Ces lacunes structurelles entretiennent une tension sociale permanente.
Combinées à des circonstances politiques (compétitions électorales, révisions circonstancielles de la Constitution, revendications syndicales), elles débouchent fréquemment sur de violentes manifestations urbaines, à l’exemple des « émeutes de la faim » de 2008 et des pillages orchestrés récemment dans plusieurs villes du pays, en lien avec les protestations post-électorales.
Les régions anglophones du Nord-Ouest et du Sud-Ouest, traditionnellement appelées le NOSO, symbolisent, pour emprunter l’expression du philosophe Franklin Nyamsi, la « tragédie kamerunaise ». L’ancien Cameroun britannique possède d’importantes ressources naturelles (pétrole, gaz) et d’inestimables potentialités halieutiques, agricoles et touristiques. Celles-ci en font une zone stratégique de premier plan, lui permettant de contribuer au PIB national à hauteur de 16,3 % jusqu’en 2015.
Mais le déclenchement en 2017 d’une guerre de sécession menée par les nationalistes « ambazoniens » a plongé le NOSO dans une grande insécurité, causant une grave crise humanitaire ainsi que des dommages aux économies des deux régions anglophones et partant du pays.
En 2021, un rapport de la Banque mondiale suggérait déjà que le PIB national chuterait de 9 % si le conflit devait durer jusqu’en 2025.
Une histoire coloniale particulière
Le conflit du NOSO est né des vicissitudes de l’histoire coloniale particulière du Cameroun. Il doit son enlisement autant à l’indifférence manifeste de la communauté internationale qu’à l’intransigeance de ses protagonistes locaux qui ne parviennent ni à aplanir leurs divergences politiques ni à s’imposer militairement à l’adversaire.
Alors que Paul Biya entame son huitième mandat, rien ne semble présager du retour à l’accalmie dans cette zone où l’impopularité du président provient de ce qu’il est considéré comme le “seul responsable” de la crise du NOSO.
Une défiance qui tranche avec la bienveillance dont le candidat Issa Tchiroma Bakary a semblé bénéficier de la part de l’électorat anglophone, après qu’il a promis de libérer les leaders “ambazoniens”, d’engager un dialogue pour mettre fin à la guerre et de réinstaurer le fédéralisme aboli par le pouvoir central dominé par les francophones.
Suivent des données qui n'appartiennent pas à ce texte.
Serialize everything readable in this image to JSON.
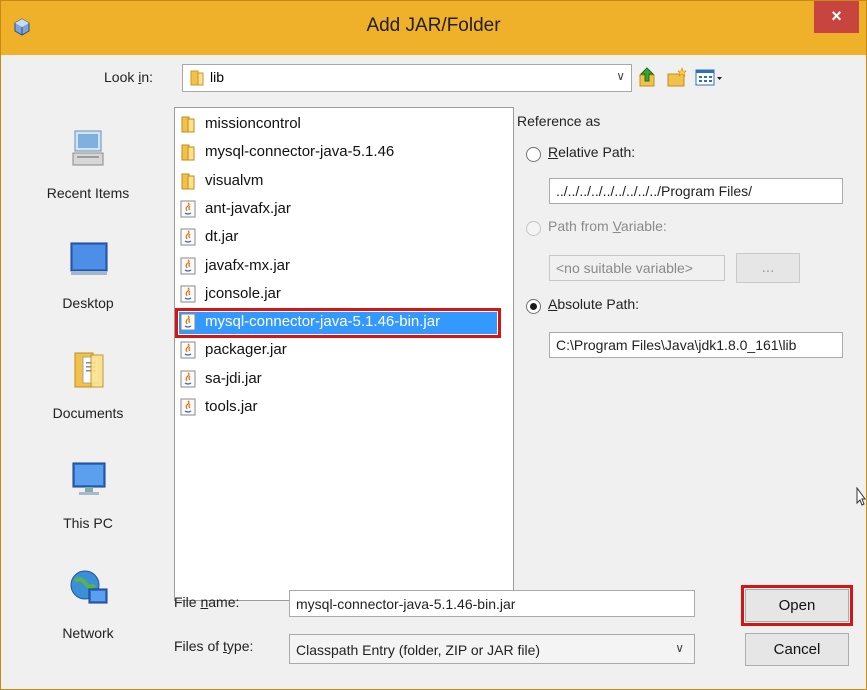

Lors de sa prestation de serment organisée le 6 novembre à Yaoundé, en l’absence de dirigeants étrangers, Paul Biya a promis d’œuvrer à l’unité, la stabilité et la prospérité du pays. Son âge « canonique » tend cependant à alimenter l’incertitude. En effet, celui qu’une certaine presse se plaît à caricaturer comme le « président fantôme » ou l’« omniabsent », en raison de la rareté de ses interventions officielles et de sa propension à séjourner longuement à l’étranger, avoisinera les 100 ans au terme de ce nouveau septennat.
Cette perspective suscite forcément des interrogations. Le « sphinx d’Etoudi » — surnom attribué à Paul Biya pour sa résilience au pouvoir, Etoudi étant la colline où se situe le palais présidentiel dans la capitale Yaoundé — pourra-t-il toujours gouverner le pays réel et continuer d’incarner la stabilité ?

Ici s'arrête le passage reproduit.